Chapter 7: The First Move

They put me in a cold room with mirrored glass and no clock. Smart. Keep the suspect off-balance. Disorient him. Strip away time, identity, power.

But what they didn't understand… was that I liked the quiet.

I sat, hands folded neatly, eyes resting on the silver tape recorder across the table. One chair. One suspect. No cuffs. A sign of trust? Or control? It didn't matter.

The first detective came in after an hour. Young, clean-shaven, too eager.

"Do you know why you're here?"

A standard opening line.

I didn't respond. I tilted my head just slightly. Measured. Curious. Like I was trying to remember whether I'd met him before.

He took it personally. They always do.

"I'm Detective Harris. We've got a witness, partial prints, and a victim who's lucky to be alive. That's attempted murder, aggravated assault, and—"

"Justice," I said quietly, cutting him off.
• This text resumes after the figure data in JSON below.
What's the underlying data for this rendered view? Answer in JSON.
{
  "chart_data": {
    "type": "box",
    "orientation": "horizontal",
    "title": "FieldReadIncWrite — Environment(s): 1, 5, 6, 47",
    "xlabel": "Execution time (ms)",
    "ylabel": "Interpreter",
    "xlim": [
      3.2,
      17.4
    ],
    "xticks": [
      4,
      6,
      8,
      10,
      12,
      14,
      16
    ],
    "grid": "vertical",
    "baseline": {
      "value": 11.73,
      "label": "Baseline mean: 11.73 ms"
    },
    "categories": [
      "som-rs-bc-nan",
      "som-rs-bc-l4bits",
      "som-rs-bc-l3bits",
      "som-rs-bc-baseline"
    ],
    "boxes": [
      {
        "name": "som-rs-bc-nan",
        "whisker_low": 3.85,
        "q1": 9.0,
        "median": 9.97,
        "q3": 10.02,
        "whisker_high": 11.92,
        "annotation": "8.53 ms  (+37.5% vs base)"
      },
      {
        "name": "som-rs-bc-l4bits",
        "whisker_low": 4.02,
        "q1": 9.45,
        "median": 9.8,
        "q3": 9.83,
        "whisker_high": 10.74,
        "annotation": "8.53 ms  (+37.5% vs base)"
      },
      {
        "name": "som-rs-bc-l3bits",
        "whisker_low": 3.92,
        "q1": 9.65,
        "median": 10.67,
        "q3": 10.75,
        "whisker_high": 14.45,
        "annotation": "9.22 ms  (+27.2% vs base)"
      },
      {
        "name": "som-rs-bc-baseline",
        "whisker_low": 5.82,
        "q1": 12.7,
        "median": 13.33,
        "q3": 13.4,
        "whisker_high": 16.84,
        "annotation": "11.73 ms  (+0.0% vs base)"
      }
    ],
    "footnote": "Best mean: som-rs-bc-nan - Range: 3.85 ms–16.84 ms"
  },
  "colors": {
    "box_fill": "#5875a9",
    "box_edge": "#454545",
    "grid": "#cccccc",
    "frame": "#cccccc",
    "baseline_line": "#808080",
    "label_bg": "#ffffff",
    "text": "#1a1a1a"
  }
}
He blinked. That pause? That moment of hesitation? That was mine.

"You think this is justice?" he snapped.

"No," I said. "I think this is your opportunity to define it."

He stood, angry. Frustrated. That was predictable. He left. The silence came back.
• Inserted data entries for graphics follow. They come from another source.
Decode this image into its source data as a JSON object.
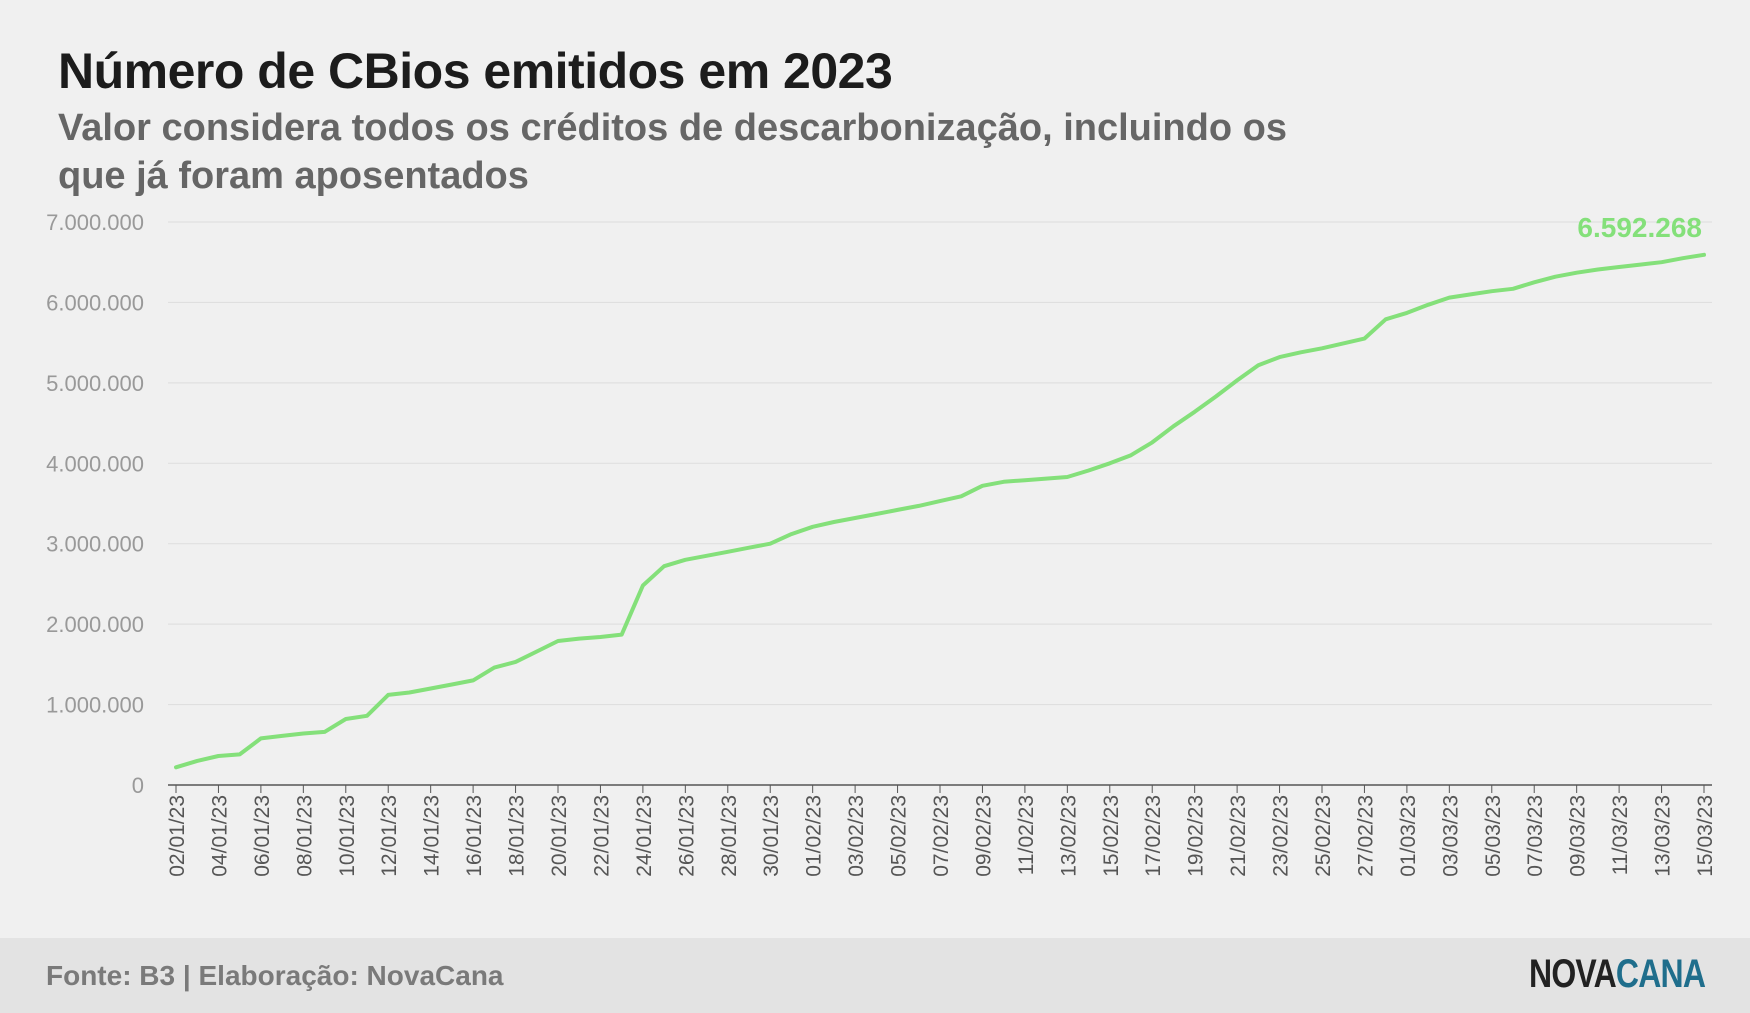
{
  "chart_data": {
    "type": "line",
    "title": "Número de CBios emitidos em 2023",
    "subtitle": "Valor considera todos os créditos de descarbonização, incluindo os que já foram aposentados",
    "xlabel": "",
    "ylabel": "",
    "ylim": [
      0,
      7000000
    ],
    "yticks": [
      0,
      1000000,
      2000000,
      3000000,
      4000000,
      5000000,
      6000000,
      7000000
    ],
    "ytick_labels": [
      "0",
      "1.000.000",
      "2.000.000",
      "3.000.000",
      "4.000.000",
      "5.000.000",
      "6.000.000",
      "7.000.000"
    ],
    "grid": true,
    "x_tick_labels": [
      "02/01/23",
      "04/01/23",
      "06/01/23",
      "08/01/23",
      "10/01/23",
      "12/01/23",
      "14/01/23",
      "16/01/23",
      "18/01/23",
      "20/01/23",
      "22/01/23",
      "24/01/23",
      "26/01/23",
      "28/01/23",
      "30/01/23",
      "01/02/23",
      "03/02/23",
      "05/02/23",
      "07/02/23",
      "09/02/23",
      "11/02/23",
      "13/02/23",
      "15/02/23",
      "17/02/23",
      "19/02/23",
      "21/02/23",
      "23/02/23",
      "25/02/23",
      "27/02/23",
      "01/03/23",
      "03/03/23",
      "05/03/23",
      "07/03/23",
      "09/03/23",
      "11/03/23",
      "13/03/23",
      "15/03/23"
    ],
    "series": [
      {
        "color": "#84e07a",
        "points": [
          [
            "02/01/23",
            220000
          ],
          [
            "03/01/23",
            300000
          ],
          [
            "04/01/23",
            360000
          ],
          [
            "05/01/23",
            380000
          ],
          [
            "06/01/23",
            580000
          ],
          [
            "07/01/23",
            610000
          ],
          [
            "08/01/23",
            640000
          ],
          [
            "09/01/23",
            660000
          ],
          [
            "10/01/23",
            820000
          ],
          [
            "11/01/23",
            860000
          ],
          [
            "12/01/23",
            1120000
          ],
          [
            "13/01/23",
            1150000
          ],
          [
            "14/01/23",
            1200000
          ],
          [
            "15/01/23",
            1250000
          ],
          [
            "16/01/23",
            1300000
          ],
          [
            "17/01/23",
            1460000
          ],
          [
            "18/01/23",
            1530000
          ],
          [
            "19/01/23",
            1660000
          ],
          [
            "20/01/23",
            1790000
          ],
          [
            "21/01/23",
            1820000
          ],
          [
            "22/01/23",
            1840000
          ],
          [
            "23/01/23",
            1870000
          ],
          [
            "24/01/23",
            2480000
          ],
          [
            "25/01/23",
            2720000
          ],
          [
            "26/01/23",
            2800000
          ],
          [
            "27/01/23",
            2850000
          ],
          [
            "28/01/23",
            2900000
          ],
          [
            "29/01/23",
            2950000
          ],
          [
            "30/01/23",
            3000000
          ],
          [
            "31/01/23",
            3120000
          ],
          [
            "01/02/23",
            3210000
          ],
          [
            "02/02/23",
            3270000
          ],
          [
            "03/02/23",
            3320000
          ],
          [
            "04/02/23",
            3370000
          ],
          [
            "05/02/23",
            3420000
          ],
          [
            "06/02/23",
            3470000
          ],
          [
            "07/02/23",
            3530000
          ],
          [
            "08/02/23",
            3590000
          ],
          [
            "09/02/23",
            3720000
          ],
          [
            "10/02/23",
            3770000
          ],
          [
            "11/02/23",
            3790000
          ],
          [
            "12/02/23",
            3810000
          ],
          [
            "13/02/23",
            3830000
          ],
          [
            "14/02/23",
            3910000
          ],
          [
            "15/02/23",
            4000000
          ],
          [
            "16/02/23",
            4100000
          ],
          [
            "17/02/23",
            4260000
          ],
          [
            "18/02/23",
            4460000
          ],
          [
            "19/02/23",
            4640000
          ],
          [
            "20/02/23",
            4830000
          ],
          [
            "21/02/23",
            5030000
          ],
          [
            "22/02/23",
            5220000
          ],
          [
            "23/02/23",
            5320000
          ],
          [
            "24/02/23",
            5380000
          ],
          [
            "25/02/23",
            5430000
          ],
          [
            "26/02/23",
            5490000
          ],
          [
            "27/02/23",
            5550000
          ],
          [
            "28/02/23",
            5790000
          ],
          [
            "01/03/23",
            5870000
          ],
          [
            "02/03/23",
            5970000
          ],
          [
            "03/03/23",
            6060000
          ],
          [
            "04/03/23",
            6100000
          ],
          [
            "05/03/23",
            6140000
          ],
          [
            "06/03/23",
            6170000
          ],
          [
            "07/03/23",
            6250000
          ],
          [
            "08/03/23",
            6320000
          ],
          [
            "09/03/23",
            6370000
          ],
          [
            "10/03/23",
            6410000
          ],
          [
            "11/03/23",
            6440000
          ],
          [
            "12/03/23",
            6470000
          ],
          [
            "13/03/23",
            6500000
          ],
          [
            "14/03/23",
            6550000
          ],
          [
            "15/03/23",
            6592268
          ]
        ]
      }
    ],
    "annotations": [
      {
        "label": "6.592.268",
        "x": "15/03/23",
        "y": 6592268,
        "color": "#84e07a"
      }
    ]
  },
  "footer": {
    "source": "Fonte: B3 | Elaboração: NovaCana",
    "logo_part1": "NOVA",
    "logo_part2": "CANA"
  }
}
An hour later, the senior officer came in.

Detective Ayra Sen. Older. Eyes sharp. Voice calm. She didn't waste time.

"Tell me why you carved that word into him."

I looked at her, really looked. She wasn't afraid of me. Not yet.

"I didn't do it for him," I said. "I did it for you."

She frowned, arms folded. "Enlighten me."

"This system you believe in—it let him go once already. I wanted to see if it could recognize its mistake. Or if it needed help."

"You think you're helping?"

I leaned forward. "No. I'm studying."

She didn't like that. I saw it. She saw the corners of the mirror tighten—the agents behind it shifting. The calm unraveling.

That was the first move. And I'd already taken their queen off the board.